Personal information
- Born: 27 May 2000 (age 26) Dumbarton, Scotland

Sport
- Country: Scotland
- Sport: Taekwondo
- Weight class: +67 kg, +73 kg

Achievements and titles
- World finals: 2023 Baku
- Regional finals: 2021 Sofia

Medal record
Women's taekwondo
Representing Great Britain
World Championships
| Silver medal – second place | 2023 Baku | +73 kg |
| Bronze medal – third place | 2022 Guadalajara | +73 kg |
Grand Prix
| Silver medal – second place | 2022 Paris | +67 kg |
| Silver medal – second place | 2023 Manchester (F) | +67 kg |
| Bronze medal – third place | 2022 Rome | +67 kg |
| Bronze medal – third place | 2023 Rome | +67 kg |
European Championships
| Gold medal – first place | 2021 Sofia | +73 kg |
| Bronze medal – third place | 2022 Manchester | +73 kg |
| Bronze medal – third place | 2024 Belgrade | +73 kg |
| Bronze medal – third place | 2026 Munich | 73 kg |
World Junior Championships
| Bronze medal – third place | 2016 Burnaby | +68 kg |

= Rebecca McGowan =

British taekwondo practitioner

Rebecca McGowan (born 27 May 2000) is a Scottish taekwondo practitioner. She is twice a medalist in the women's +73 kg event at the World Taekwondo Championships. She is also three-times a medalist, including gold, in this event at the European Taekwondo Championships.

== Career ==

In 2019, McGowan competed in the women's middleweight event at the World Taekwondo Championships held in Manchester, United Kingdom. She won the gold medal in the women's +73 kg event at the 2021 European Taekwondo Championships held in Sofia, Bulgaria. She defeated Milica Mandić of Serbia in her gold medal match.
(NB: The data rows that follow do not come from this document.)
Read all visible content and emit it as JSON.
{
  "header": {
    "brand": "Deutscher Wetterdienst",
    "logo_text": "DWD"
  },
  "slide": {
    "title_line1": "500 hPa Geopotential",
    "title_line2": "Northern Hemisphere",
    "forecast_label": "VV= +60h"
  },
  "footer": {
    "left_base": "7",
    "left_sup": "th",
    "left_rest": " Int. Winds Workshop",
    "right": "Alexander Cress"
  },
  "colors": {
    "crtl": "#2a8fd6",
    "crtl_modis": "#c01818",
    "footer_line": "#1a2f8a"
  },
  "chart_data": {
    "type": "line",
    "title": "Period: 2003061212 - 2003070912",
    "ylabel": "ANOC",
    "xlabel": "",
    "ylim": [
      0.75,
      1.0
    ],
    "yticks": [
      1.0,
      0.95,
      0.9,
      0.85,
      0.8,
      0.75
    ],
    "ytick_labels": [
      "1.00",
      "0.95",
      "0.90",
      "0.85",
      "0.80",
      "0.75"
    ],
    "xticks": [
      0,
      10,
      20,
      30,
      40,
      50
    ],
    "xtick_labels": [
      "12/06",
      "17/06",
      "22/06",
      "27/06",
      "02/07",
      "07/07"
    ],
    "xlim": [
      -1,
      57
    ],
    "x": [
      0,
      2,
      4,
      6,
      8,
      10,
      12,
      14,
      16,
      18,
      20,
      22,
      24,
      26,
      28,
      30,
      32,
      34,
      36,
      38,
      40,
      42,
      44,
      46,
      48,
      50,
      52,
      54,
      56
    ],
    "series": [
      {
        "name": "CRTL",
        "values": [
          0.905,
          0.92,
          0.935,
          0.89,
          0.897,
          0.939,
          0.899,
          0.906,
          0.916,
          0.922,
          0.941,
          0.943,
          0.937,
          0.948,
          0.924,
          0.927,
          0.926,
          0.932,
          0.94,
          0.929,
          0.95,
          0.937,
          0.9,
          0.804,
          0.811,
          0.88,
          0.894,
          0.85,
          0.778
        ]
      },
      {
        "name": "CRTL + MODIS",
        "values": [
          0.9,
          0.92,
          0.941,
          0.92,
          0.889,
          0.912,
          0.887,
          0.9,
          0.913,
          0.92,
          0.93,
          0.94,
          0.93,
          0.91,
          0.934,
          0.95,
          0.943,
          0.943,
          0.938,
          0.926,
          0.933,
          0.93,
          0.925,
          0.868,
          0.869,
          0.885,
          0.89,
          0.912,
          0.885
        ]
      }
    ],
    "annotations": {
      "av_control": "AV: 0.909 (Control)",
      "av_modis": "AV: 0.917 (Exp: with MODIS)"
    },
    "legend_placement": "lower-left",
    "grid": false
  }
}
McGowan won one of the bronze medals in her event at the 2022 European Taekwondo Championships held in Manchester. She also won one of the bronze medals in the women's middleweight event at the 2022 World Taekwondo Championships held in Guadalajara, Mexico.
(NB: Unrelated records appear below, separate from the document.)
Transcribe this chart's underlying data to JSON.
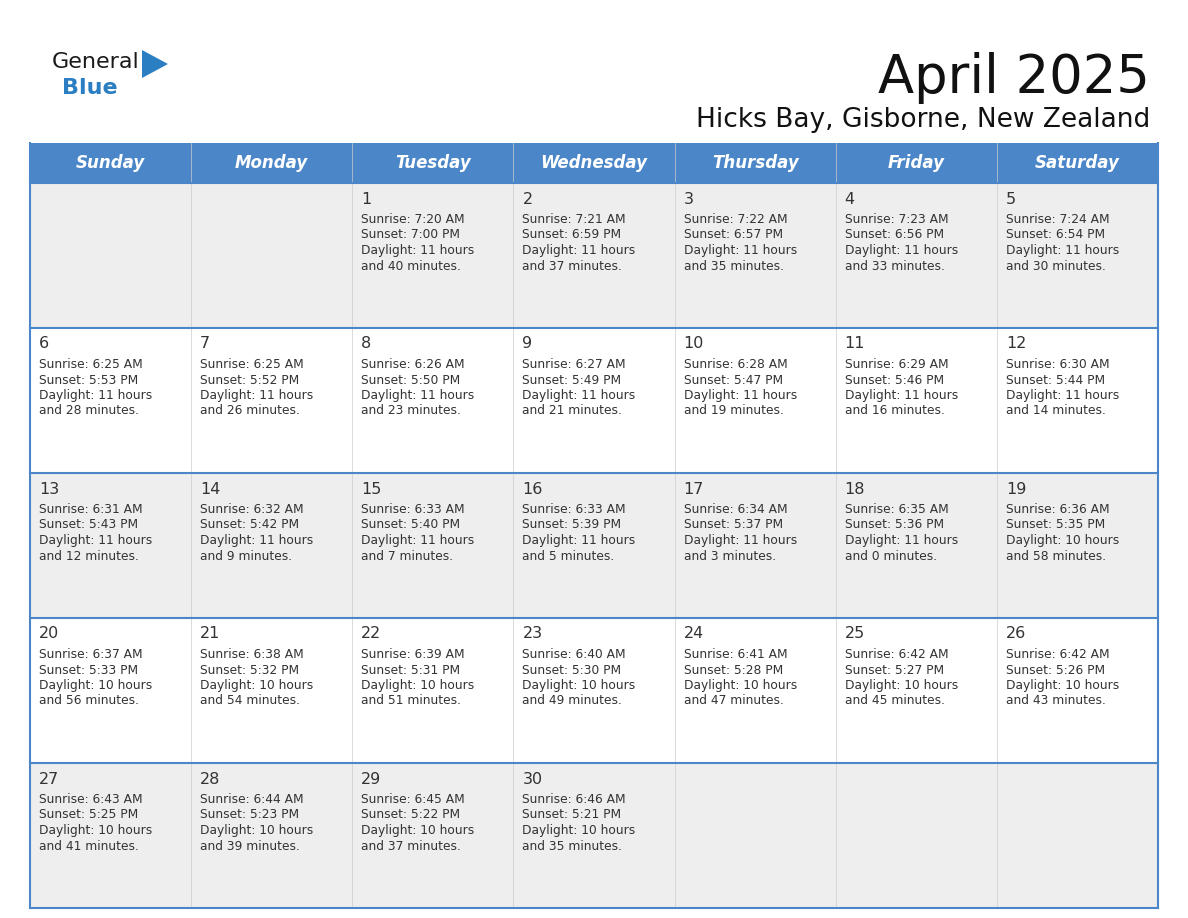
{
  "title": "April 2025",
  "subtitle": "Hicks Bay, Gisborne, New Zealand",
  "days_of_week": [
    "Sunday",
    "Monday",
    "Tuesday",
    "Wednesday",
    "Thursday",
    "Friday",
    "Saturday"
  ],
  "header_bg": "#4a86c8",
  "header_text": "#ffffff",
  "row_bg_light": "#eeeeee",
  "row_bg_white": "#ffffff",
  "border_color": "#4a86c8",
  "text_color": "#333333",
  "day_num_color": "#333333",
  "calendar": [
    [
      {
        "day": "",
        "info": ""
      },
      {
        "day": "",
        "info": ""
      },
      {
        "day": "1",
        "info": "Sunrise: 7:20 AM\nSunset: 7:00 PM\nDaylight: 11 hours\nand 40 minutes."
      },
      {
        "day": "2",
        "info": "Sunrise: 7:21 AM\nSunset: 6:59 PM\nDaylight: 11 hours\nand 37 minutes."
      },
      {
        "day": "3",
        "info": "Sunrise: 7:22 AM\nSunset: 6:57 PM\nDaylight: 11 hours\nand 35 minutes."
      },
      {
        "day": "4",
        "info": "Sunrise: 7:23 AM\nSunset: 6:56 PM\nDaylight: 11 hours\nand 33 minutes."
      },
      {
        "day": "5",
        "info": "Sunrise: 7:24 AM\nSunset: 6:54 PM\nDaylight: 11 hours\nand 30 minutes."
      }
    ],
    [
      {
        "day": "6",
        "info": "Sunrise: 6:25 AM\nSunset: 5:53 PM\nDaylight: 11 hours\nand 28 minutes."
      },
      {
        "day": "7",
        "info": "Sunrise: 6:25 AM\nSunset: 5:52 PM\nDaylight: 11 hours\nand 26 minutes."
      },
      {
        "day": "8",
        "info": "Sunrise: 6:26 AM\nSunset: 5:50 PM\nDaylight: 11 hours\nand 23 minutes."
      },
      {
        "day": "9",
        "info": "Sunrise: 6:27 AM\nSunset: 5:49 PM\nDaylight: 11 hours\nand 21 minutes."
      },
      {
        "day": "10",
        "info": "Sunrise: 6:28 AM\nSunset: 5:47 PM\nDaylight: 11 hours\nand 19 minutes."
      },
      {
        "day": "11",
        "info": "Sunrise: 6:29 AM\nSunset: 5:46 PM\nDaylight: 11 hours\nand 16 minutes."
      },
      {
        "day": "12",
        "info": "Sunrise: 6:30 AM\nSunset: 5:44 PM\nDaylight: 11 hours\nand 14 minutes."
      }
    ],
    [
      {
        "day": "13",
        "info": "Sunrise: 6:31 AM\nSunset: 5:43 PM\nDaylight: 11 hours\nand 12 minutes."
      },
      {
        "day": "14",
        "info": "Sunrise: 6:32 AM\nSunset: 5:42 PM\nDaylight: 11 hours\nand 9 minutes."
      },
      {
        "day": "15",
        "info": "Sunrise: 6:33 AM\nSunset: 5:40 PM\nDaylight: 11 hours\nand 7 minutes."
      },
      {
        "day": "16",
        "info": "Sunrise: 6:33 AM\nSunset: 5:39 PM\nDaylight: 11 hours\nand 5 minutes."
      },
      {
        "day": "17",
        "info": "Sunrise: 6:34 AM\nSunset: 5:37 PM\nDaylight: 11 hours\nand 3 minutes."
      },
      {
        "day": "18",
        "info": "Sunrise: 6:35 AM\nSunset: 5:36 PM\nDaylight: 11 hours\nand 0 minutes."
      },
      {
        "day": "19",
        "info": "Sunrise: 6:36 AM\nSunset: 5:35 PM\nDaylight: 10 hours\nand 58 minutes."
      }
    ],
    [
      {
        "day": "20",
        "info": "Sunrise: 6:37 AM\nSunset: 5:33 PM\nDaylight: 10 hours\nand 56 minutes."
      },
      {
        "day": "21",
        "info": "Sunrise: 6:38 AM\nSunset: 5:32 PM\nDaylight: 10 hours\nand 54 minutes."
      },
      {
        "day": "22",
        "info": "Sunrise: 6:39 AM\nSunset: 5:31 PM\nDaylight: 10 hours\nand 51 minutes."
      },
      {
        "day": "23",
        "info": "Sunrise: 6:40 AM\nSunset: 5:30 PM\nDaylight: 10 hours\nand 49 minutes."
      },
      {
        "day": "24",
        "info": "Sunrise: 6:41 AM\nSunset: 5:28 PM\nDaylight: 10 hours\nand 47 minutes."
      },
      {
        "day": "25",
        "info": "Sunrise: 6:42 AM\nSunset: 5:27 PM\nDaylight: 10 hours\nand 45 minutes."
      },
      {
        "day": "26",
        "info": "Sunrise: 6:42 AM\nSunset: 5:26 PM\nDaylight: 10 hours\nand 43 minutes."
      }
    ],
    [
      {
        "day": "27",
        "info": "Sunrise: 6:43 AM\nSunset: 5:25 PM\nDaylight: 10 hours\nand 41 minutes."
      },
      {
        "day": "28",
        "info": "Sunrise: 6:44 AM\nSunset: 5:23 PM\nDaylight: 10 hours\nand 39 minutes."
      },
      {
        "day": "29",
        "info": "Sunrise: 6:45 AM\nSunset: 5:22 PM\nDaylight: 10 hours\nand 37 minutes."
      },
      {
        "day": "30",
        "info": "Sunrise: 6:46 AM\nSunset: 5:21 PM\nDaylight: 10 hours\nand 35 minutes."
      },
      {
        "day": "",
        "info": ""
      },
      {
        "day": "",
        "info": ""
      },
      {
        "day": "",
        "info": ""
      }
    ]
  ],
  "logo_general_color": "#1a1a1a",
  "logo_blue_color": "#2b7ec1",
  "logo_triangle_color": "#2b7ec1",
  "figwidth": 11.88,
  "figheight": 9.18,
  "dpi": 100
}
In 2023, McGowan won the silver medal in the women's middleweight event at the World Taekwondo Championships held in Baku, Azerbaijan. A month later, she competed in the women's +73 kg event at the 2023 European Games held in Poland.
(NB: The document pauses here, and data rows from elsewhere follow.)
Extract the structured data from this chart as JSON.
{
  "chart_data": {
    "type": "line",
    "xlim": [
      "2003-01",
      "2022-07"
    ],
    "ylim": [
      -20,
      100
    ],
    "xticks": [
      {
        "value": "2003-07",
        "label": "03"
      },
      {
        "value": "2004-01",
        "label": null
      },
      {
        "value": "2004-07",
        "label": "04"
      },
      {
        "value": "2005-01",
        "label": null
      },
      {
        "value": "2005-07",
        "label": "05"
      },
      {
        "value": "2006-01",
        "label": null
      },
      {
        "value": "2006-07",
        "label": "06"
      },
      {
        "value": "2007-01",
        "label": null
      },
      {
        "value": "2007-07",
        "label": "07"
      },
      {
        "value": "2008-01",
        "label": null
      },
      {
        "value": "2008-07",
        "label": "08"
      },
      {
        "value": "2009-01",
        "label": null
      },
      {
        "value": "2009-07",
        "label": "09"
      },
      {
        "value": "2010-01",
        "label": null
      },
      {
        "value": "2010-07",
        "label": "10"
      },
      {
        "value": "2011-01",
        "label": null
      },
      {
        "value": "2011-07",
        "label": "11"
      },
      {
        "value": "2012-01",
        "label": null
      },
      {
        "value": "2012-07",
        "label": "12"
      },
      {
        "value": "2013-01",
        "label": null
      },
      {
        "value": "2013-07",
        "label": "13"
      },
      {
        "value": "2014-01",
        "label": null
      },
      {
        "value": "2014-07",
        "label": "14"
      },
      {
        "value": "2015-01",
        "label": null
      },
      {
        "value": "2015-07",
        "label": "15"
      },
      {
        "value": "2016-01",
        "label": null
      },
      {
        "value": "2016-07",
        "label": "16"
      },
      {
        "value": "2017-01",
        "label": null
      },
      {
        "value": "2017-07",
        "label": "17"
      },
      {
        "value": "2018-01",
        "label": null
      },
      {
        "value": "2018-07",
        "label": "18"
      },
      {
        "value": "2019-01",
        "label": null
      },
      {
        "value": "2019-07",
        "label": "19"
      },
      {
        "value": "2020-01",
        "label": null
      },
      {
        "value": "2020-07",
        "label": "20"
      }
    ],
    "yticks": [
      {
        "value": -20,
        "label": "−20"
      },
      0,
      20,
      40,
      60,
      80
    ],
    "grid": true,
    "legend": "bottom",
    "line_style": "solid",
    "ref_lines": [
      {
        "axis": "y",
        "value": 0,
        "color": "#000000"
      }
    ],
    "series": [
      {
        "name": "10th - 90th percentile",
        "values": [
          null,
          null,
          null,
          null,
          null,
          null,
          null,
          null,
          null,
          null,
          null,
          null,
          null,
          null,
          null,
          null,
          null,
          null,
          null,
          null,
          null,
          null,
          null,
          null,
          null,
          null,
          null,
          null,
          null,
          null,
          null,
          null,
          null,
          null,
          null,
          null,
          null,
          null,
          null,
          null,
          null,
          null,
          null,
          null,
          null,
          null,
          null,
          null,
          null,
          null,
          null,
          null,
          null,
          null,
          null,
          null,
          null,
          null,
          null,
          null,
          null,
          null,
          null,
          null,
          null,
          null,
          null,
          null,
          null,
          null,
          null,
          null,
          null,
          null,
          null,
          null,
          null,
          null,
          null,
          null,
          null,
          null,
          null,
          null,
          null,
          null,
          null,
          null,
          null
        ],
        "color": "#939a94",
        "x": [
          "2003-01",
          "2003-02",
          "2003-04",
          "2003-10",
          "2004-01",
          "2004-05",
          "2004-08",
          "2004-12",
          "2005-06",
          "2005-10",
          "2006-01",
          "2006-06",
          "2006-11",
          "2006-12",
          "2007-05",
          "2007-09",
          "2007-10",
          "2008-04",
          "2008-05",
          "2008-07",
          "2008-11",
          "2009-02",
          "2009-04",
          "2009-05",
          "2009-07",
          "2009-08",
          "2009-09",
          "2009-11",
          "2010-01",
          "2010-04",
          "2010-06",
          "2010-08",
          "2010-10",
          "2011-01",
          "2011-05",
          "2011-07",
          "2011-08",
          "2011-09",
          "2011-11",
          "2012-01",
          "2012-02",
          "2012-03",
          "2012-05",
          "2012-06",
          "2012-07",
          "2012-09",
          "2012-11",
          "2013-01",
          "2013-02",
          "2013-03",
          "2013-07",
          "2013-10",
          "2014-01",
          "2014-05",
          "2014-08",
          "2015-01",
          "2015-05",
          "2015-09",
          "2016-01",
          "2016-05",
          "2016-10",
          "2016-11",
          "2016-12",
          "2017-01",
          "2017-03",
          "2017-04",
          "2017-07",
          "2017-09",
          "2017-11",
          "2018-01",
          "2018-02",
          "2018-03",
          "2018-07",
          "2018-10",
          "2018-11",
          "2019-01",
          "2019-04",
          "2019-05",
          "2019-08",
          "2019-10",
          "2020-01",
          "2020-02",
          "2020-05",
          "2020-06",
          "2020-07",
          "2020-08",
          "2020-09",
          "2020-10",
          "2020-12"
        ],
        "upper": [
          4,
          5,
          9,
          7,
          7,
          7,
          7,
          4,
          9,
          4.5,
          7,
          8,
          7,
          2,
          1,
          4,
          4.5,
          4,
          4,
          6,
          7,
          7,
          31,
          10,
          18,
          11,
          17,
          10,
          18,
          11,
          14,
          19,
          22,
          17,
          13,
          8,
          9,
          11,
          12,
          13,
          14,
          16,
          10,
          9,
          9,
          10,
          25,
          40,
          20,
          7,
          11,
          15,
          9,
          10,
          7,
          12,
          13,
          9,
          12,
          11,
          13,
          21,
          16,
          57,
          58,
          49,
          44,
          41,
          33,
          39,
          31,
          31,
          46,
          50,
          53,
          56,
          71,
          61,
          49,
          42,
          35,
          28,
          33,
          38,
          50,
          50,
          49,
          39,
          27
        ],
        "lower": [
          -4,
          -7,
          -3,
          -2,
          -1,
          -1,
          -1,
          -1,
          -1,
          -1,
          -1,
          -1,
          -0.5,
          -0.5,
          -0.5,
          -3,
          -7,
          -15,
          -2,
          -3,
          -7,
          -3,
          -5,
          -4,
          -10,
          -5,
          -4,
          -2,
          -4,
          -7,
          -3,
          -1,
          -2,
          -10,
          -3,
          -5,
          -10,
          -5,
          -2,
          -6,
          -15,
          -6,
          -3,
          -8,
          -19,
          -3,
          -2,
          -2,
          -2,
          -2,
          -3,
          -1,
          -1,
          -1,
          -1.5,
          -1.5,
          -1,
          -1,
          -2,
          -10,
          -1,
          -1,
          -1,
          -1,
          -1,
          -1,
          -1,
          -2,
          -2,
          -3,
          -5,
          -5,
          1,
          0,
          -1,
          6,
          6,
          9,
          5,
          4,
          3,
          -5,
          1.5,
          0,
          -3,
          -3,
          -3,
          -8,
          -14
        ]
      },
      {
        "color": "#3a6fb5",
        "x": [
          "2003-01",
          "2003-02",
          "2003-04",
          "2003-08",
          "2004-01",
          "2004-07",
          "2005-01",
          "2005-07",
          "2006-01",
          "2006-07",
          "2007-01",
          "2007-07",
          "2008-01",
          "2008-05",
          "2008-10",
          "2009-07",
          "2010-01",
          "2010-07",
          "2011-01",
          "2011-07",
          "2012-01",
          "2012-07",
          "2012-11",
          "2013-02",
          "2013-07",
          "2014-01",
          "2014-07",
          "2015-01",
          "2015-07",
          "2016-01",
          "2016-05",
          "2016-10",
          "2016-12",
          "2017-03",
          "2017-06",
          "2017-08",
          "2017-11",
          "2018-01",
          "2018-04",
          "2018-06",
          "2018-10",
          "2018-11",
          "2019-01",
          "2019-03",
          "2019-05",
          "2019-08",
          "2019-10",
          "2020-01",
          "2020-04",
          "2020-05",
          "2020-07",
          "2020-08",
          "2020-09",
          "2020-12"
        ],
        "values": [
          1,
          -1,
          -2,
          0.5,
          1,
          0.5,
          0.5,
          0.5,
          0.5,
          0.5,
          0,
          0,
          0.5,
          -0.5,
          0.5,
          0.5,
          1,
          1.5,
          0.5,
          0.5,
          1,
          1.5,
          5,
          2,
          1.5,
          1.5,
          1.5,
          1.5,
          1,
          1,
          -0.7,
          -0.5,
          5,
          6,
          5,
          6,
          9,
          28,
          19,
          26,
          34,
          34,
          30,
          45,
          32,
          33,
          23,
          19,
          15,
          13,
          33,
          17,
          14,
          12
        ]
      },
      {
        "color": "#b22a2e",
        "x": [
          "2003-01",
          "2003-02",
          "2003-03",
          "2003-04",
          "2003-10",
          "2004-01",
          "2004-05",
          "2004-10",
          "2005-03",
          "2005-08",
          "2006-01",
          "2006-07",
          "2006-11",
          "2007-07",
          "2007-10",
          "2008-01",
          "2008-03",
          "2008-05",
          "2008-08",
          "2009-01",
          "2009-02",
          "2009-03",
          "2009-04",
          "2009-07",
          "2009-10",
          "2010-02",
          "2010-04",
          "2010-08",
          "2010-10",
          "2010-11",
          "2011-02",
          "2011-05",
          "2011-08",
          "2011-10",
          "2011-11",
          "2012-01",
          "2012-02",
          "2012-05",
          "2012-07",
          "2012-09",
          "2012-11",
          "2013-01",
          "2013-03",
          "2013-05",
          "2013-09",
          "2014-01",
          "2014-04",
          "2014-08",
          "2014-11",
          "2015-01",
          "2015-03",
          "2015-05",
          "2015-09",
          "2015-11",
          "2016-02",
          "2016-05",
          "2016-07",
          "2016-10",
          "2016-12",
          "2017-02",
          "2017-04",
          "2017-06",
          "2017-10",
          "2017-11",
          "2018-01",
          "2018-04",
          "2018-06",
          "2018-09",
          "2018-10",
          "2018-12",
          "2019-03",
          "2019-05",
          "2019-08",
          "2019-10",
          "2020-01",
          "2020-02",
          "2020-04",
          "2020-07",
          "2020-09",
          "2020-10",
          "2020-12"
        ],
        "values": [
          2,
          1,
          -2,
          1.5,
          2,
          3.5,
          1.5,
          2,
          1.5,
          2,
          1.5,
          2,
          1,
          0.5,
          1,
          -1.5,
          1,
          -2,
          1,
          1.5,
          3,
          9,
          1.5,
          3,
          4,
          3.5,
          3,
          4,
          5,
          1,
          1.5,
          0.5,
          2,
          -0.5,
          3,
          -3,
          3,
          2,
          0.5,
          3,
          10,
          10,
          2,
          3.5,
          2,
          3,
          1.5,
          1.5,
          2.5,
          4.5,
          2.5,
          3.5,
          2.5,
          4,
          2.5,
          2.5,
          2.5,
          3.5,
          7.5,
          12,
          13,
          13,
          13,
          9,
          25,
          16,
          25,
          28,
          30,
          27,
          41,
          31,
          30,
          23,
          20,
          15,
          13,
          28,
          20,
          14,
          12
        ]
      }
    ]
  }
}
At the 2023 Grand Prix Finale in Manchester, McGowan won the silver medal in the +67 kg event, thus securing the United Kingdom's spot for the 2024 Olympic Games for the women's +67 weight class competition due to her being placed fourth in the Olympic ranking. In July 2024, she was nominated to represent Great Britain at the Olympic Games in Paris.

==Tournament record==

| Year | Event | Location | Place |
| 2021 | European Championships | BUL Sofia | 1st |
| 2022 | European Championships | GBR Manchester | 3rd |
| World Championships | MEX Guadalajara | 3rd |
| Grand Prix | ITA Rome | 3rd |
| Grand Prix | FRA Paris | 2nd |
| 2023 | World Championships | AZE Baku | 2nd |
| Grand Prix | ITA Rome | 3rd |
| Grand Prix (F) | GBR Manchester | 2nd |
| 2024 | European Championships | SRB Belgrade | 3rd |
| 2024 | Summer Olympics | Paris | 5th |

==Personal life==
She is studying for a degree in Physiotherapy from the University of Salford.